Notably, FDA removed minimum performance thresholds for specific metrics such as accuracy, precision, and coverage, which were provided in the draft guidance. Instead, FDA recommends that test developers predefine and report the minimum acceptable overall and target threshold metrics. FDA indicates that thresholds should be justified using objective evidence and valid statistical techniques, which should also be reported.
Another significant change compared to the draft version of the guidance is the additional information on calculating accuracy. In the final guidance, FDA provides a detailed method, as well as an illustrative example, to explain the Agency's expectations for accuracy determination. Specifically, accuracy should be calculated for each variant type and for clinically relevant variants using well-characterized reference materials or agreed-upon samples with high confidence calls. Positive percent agreement (PPA, the number of true positives divided by the number of known variants), negative percent agreement (NPA, the number of true negatives divided by the number of wild-type results for the tested variants), and technical positive predicative value (TPPA, the number of true positives divided by the total number of positive results obtained by the test) should be determined, as defined in the guidance document.

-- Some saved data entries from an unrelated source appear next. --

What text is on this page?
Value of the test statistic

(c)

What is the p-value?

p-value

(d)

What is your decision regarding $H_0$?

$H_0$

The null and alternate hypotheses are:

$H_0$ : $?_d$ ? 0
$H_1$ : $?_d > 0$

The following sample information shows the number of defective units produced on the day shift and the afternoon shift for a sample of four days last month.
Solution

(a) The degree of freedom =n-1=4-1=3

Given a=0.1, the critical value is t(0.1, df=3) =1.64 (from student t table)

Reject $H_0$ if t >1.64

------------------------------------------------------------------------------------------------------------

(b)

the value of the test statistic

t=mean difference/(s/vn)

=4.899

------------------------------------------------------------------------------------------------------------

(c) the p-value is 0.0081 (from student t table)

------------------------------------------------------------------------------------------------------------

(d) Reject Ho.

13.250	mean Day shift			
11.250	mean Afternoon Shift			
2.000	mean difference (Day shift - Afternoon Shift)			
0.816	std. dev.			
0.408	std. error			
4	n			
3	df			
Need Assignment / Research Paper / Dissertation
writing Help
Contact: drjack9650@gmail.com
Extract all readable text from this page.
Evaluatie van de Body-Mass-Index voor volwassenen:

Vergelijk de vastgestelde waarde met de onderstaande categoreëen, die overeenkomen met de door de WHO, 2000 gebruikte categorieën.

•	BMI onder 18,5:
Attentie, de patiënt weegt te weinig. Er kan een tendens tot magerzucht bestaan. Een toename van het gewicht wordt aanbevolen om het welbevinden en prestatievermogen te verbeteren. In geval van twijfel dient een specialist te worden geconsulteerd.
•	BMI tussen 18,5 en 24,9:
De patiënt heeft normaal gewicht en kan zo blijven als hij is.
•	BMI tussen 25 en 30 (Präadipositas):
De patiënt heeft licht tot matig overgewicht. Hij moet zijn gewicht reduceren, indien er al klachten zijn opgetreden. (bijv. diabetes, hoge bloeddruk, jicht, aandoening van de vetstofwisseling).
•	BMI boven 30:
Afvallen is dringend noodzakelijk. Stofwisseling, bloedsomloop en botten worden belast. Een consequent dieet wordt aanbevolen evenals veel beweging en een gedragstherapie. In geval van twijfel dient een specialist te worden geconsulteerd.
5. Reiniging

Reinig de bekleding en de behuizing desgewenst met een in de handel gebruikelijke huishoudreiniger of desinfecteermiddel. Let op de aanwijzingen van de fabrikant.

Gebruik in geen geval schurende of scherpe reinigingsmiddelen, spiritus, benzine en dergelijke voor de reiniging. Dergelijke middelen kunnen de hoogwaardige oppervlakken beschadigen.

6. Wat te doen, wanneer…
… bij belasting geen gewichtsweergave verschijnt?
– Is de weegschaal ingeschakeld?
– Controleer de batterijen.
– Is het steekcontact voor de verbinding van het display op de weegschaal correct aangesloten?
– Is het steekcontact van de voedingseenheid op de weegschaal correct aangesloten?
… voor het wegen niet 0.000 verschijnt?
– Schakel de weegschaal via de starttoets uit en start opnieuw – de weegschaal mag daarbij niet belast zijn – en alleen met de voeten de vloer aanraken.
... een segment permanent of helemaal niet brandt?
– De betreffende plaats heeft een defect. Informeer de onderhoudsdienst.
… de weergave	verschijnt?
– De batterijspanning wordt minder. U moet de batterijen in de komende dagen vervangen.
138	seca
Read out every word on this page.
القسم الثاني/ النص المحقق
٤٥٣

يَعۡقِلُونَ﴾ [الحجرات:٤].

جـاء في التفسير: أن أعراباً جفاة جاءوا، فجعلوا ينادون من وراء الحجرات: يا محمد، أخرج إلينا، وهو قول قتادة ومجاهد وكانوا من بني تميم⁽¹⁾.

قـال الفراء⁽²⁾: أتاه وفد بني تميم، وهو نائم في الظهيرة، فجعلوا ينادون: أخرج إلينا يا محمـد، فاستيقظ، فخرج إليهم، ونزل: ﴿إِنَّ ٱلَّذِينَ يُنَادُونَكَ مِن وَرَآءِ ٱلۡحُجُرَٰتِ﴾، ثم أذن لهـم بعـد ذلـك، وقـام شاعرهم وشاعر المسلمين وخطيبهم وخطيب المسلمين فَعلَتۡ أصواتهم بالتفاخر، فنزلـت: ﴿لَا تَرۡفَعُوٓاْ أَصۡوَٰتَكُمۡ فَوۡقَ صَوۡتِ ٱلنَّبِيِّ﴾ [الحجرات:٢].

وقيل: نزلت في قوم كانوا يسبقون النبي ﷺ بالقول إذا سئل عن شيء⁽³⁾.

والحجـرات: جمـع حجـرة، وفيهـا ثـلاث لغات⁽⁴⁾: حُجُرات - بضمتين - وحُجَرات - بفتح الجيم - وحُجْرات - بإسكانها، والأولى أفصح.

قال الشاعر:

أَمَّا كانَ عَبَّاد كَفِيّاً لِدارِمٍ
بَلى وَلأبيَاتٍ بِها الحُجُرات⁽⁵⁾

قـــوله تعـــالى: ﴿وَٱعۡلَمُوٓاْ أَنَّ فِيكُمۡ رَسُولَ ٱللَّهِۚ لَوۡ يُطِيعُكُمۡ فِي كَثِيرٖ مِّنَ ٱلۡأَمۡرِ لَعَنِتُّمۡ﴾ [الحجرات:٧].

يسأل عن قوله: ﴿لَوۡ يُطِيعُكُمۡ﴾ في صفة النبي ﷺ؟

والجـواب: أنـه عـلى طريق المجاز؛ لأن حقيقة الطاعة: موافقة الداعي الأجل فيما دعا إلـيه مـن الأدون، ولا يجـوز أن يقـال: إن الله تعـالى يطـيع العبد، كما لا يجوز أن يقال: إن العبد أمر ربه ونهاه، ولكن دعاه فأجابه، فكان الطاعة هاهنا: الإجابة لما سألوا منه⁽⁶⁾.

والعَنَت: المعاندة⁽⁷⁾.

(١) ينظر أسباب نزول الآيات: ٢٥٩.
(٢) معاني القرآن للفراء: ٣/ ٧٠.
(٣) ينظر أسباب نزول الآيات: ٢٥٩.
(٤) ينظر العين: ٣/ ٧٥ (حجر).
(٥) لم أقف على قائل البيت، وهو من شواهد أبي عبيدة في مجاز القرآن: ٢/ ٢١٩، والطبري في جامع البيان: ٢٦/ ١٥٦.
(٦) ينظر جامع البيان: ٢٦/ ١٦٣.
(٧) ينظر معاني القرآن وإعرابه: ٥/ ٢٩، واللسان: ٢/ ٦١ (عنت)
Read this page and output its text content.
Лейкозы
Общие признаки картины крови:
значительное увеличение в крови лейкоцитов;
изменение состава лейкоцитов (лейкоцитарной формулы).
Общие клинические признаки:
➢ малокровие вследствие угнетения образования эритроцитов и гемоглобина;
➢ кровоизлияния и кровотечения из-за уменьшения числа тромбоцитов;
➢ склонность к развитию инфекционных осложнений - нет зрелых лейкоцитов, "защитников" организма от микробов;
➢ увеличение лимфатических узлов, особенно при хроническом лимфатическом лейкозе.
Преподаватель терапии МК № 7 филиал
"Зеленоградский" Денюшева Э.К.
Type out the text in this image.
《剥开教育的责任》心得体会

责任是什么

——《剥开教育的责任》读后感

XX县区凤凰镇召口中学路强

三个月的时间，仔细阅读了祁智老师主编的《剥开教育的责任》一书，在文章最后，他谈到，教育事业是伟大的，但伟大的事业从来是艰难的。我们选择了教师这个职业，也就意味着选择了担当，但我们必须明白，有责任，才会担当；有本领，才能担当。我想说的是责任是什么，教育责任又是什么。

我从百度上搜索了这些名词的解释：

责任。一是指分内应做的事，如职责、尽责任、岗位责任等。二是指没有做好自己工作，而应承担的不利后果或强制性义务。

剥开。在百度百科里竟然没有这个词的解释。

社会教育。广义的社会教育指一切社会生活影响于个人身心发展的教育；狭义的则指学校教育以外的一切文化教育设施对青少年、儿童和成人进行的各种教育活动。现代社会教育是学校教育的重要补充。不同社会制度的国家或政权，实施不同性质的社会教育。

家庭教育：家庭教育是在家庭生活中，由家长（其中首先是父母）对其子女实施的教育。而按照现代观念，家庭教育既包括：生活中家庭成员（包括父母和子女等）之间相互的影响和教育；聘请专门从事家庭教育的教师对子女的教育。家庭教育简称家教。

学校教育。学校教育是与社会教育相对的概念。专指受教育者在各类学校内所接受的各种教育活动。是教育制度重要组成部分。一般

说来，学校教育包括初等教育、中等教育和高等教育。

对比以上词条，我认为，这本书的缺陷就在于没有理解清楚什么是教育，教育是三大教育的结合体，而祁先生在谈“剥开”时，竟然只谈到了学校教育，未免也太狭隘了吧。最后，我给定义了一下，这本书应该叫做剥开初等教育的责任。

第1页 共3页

Taken together, the two final guidances demonstrate FDA's intent to adapt the regulatory review to provide flexible approaches for genetic tests using the emerging NGS technology. FDA outlines recommendations for the recognition of analytical performance standards or genetic variant databases, which, once recognized, can be relied upon for analytical or clinical validities, respectively.
Finally, in both guidances, FDA encourages applicants to engage with the Agency using the presubmission process in the development of the test.